The Central Florida football team
Auburn knocked off both Georgia and Alabama — both teams playing for the national championship today — toward the end of the season, and UCF did something neither Georgia or Alabama could do.
So, the Knights took it into their own hands to declare themselves national champions as the only unbeaten FBS program this season, regardless of the outcome of tonight’s game.
Problem is, UCF isn’t really the national champion, no matter how hard it tries.
That’s not to say the Knights don’t have a legitimate beef with how everything unfolded. Since the beginning of the College Football Playoff (CFP) era, in 2014, Group-of-5 teams have next to no chance of ever getting into the four-team format that is now in its fourth season. UCF is just the latest victim, but unlike the past, the Knights finished the season without a blemish.
Scott Frost, who was the head coach for UCF this season before taking the job at Nebraska, thought the CFP Committee tried its hardest to keep the Knights out.
“It wasn’t right — watching the committee every week sitting in a room and deciding this two-loss team must be better than UCF or that three-loss team must be better than UCF,” he said after the Peach Bowl. “It looked like a conscious effort. Our guys deserve everything they get, and they deserve more credit from the Committee than what they got.”
UCF didn’t play a single Power-5 team in the regular season — a game with Georgia Tech was canceled because of Hurricane Irma. However, the Knights beat ranked Memphis twice and also knocked off ranked South Florida, but still had the 54th-toughest schedule according to ESPN.
Compare that to Clemson (4), Oklahoma (2), Georgia (7) and Alabama (6), the CFP Committee’s hands were tied. After the win against Auburn, in hindsight, it’s easy to say UCF deserved a shot, but it didn’t.
It doesn’t matter how many
T-shirts the school sells, how many banners it hangs in the rafters of Spectrum Stadium or how many social media campaigns it runs, UCF is not the national champion.
That will be whoever wins tonight’s all-SEC showdown at Mercedes Benz Stadium, in Atlanta.
But what UCF’s obvious attempt to discredit and mock the CFP Committee has done is reopen the conversation about how the national champion should be decided in college football.

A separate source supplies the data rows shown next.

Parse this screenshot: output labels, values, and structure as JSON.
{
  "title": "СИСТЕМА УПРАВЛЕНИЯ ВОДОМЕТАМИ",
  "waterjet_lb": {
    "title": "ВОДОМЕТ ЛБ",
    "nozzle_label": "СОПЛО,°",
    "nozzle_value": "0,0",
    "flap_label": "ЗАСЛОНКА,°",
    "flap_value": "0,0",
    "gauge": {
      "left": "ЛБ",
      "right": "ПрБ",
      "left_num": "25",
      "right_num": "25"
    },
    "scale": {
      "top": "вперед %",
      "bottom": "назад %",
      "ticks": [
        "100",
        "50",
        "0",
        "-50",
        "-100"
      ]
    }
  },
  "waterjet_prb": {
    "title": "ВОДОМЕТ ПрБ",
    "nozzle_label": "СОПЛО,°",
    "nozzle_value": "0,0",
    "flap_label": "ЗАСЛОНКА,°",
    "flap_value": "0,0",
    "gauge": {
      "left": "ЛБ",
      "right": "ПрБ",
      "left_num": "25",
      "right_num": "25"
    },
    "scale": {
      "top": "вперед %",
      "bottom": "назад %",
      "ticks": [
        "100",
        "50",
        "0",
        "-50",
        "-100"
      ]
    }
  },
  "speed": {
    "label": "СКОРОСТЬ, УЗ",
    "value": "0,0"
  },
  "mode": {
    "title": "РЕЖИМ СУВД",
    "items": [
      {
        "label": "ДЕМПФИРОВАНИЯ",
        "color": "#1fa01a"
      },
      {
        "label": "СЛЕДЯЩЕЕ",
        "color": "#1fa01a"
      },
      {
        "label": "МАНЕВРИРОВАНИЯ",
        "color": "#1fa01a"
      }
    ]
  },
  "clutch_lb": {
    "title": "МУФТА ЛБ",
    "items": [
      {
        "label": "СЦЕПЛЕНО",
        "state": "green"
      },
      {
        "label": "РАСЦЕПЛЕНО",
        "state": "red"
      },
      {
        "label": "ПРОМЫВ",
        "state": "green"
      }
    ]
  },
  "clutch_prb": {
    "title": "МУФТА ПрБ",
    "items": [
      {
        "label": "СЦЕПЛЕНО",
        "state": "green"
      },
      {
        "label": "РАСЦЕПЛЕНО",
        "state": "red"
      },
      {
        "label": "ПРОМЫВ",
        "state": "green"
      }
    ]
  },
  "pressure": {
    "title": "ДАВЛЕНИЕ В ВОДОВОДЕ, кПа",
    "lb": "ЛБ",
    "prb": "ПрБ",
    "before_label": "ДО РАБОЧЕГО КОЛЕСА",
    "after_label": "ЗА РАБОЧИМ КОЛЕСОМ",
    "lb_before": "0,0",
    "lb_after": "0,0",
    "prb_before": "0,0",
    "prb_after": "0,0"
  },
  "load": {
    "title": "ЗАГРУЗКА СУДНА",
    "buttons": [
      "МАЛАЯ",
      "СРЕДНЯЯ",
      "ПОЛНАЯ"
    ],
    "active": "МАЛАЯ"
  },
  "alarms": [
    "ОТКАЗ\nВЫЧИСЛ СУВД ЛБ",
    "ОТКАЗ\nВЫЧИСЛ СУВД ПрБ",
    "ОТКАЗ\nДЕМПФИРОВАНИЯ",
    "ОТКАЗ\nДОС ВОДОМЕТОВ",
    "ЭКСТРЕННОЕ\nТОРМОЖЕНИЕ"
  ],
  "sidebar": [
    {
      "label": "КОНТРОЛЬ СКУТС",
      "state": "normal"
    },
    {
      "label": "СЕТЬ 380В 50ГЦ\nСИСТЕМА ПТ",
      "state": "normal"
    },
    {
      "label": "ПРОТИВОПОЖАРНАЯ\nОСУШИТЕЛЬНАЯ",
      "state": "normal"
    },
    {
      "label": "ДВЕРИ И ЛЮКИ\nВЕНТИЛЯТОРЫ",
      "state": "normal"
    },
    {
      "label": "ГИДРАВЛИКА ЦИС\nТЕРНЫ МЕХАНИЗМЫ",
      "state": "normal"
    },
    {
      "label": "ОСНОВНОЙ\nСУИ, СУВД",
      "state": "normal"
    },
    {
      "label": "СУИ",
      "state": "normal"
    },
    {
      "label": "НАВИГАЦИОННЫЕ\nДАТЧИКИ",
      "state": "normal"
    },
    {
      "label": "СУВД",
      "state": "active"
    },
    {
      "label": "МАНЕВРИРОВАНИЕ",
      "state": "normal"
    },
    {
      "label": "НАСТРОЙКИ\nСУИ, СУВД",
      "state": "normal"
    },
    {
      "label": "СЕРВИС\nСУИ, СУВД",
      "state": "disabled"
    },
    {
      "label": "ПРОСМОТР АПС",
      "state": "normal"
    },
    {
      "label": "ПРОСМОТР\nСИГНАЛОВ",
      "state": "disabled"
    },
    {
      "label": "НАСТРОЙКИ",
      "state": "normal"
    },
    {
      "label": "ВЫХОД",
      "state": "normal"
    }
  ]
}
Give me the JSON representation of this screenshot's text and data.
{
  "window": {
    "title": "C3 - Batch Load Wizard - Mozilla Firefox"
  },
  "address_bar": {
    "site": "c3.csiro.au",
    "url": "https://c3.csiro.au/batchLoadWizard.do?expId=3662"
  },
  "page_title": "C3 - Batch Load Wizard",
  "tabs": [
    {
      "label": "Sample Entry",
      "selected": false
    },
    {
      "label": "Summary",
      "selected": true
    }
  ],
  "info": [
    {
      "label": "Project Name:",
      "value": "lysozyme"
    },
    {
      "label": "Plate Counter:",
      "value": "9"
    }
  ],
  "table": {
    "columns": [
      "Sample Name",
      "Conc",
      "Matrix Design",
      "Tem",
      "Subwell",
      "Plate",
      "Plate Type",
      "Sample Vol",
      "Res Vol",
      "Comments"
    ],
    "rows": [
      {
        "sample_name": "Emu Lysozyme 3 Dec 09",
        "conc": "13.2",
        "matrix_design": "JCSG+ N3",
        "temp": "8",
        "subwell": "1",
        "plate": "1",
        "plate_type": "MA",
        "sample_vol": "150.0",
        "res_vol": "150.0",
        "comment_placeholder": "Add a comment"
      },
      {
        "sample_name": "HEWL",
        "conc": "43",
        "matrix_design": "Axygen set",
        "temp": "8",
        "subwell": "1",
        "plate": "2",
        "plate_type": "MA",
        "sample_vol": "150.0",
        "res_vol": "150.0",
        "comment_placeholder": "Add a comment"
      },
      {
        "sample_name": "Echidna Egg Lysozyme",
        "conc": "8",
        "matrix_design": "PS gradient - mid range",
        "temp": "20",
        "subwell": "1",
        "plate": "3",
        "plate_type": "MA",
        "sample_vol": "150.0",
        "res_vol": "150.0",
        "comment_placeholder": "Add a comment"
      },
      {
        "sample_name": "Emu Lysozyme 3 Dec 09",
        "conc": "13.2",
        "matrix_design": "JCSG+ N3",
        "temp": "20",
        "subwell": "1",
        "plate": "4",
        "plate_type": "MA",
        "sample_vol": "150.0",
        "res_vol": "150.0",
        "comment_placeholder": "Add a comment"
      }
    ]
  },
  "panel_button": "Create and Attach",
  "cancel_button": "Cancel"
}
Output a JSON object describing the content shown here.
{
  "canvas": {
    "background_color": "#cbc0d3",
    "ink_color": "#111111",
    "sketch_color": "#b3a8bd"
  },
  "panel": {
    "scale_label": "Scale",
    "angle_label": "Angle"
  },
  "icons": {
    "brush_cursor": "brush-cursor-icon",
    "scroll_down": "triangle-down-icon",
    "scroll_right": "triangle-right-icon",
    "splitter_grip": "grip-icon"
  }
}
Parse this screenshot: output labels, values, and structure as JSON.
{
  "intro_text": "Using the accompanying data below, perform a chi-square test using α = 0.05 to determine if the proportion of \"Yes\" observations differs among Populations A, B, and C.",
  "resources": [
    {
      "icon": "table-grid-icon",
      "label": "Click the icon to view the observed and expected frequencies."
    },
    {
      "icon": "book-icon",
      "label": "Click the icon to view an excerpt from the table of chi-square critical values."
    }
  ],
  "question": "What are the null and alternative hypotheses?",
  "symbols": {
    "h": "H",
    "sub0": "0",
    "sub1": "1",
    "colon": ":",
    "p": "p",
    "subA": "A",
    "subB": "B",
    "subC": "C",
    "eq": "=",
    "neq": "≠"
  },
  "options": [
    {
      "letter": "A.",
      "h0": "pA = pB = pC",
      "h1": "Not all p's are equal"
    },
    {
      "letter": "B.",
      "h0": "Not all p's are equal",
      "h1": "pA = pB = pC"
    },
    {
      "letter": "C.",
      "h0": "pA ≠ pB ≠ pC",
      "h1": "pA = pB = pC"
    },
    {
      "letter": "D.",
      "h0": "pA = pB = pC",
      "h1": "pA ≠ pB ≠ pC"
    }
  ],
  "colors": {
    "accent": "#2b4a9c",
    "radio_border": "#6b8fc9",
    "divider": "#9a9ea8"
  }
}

The BCS was far from perfect, and the current system is proving to be another imperfect system.
Problem is, no system will be perfect, but many coaches are openly clamoring for an eight-team system that would be representative of most of the college football landscape. Each conference champion is in, as well as two Power-5 at-large teams and a Group-of-5 school.
If those rules were in place this season, Clemson, Oklahoma, Georgia, Ohio State and USC would get in as conference champions, while Alabama and Wisconsin would be the likely at-large teams.
And, as the little guy that always seems to be pushed aside, UCF would make it as the Group-of-5 school and would have a chance to prove if it truly belongs rather than making up mythical national titles.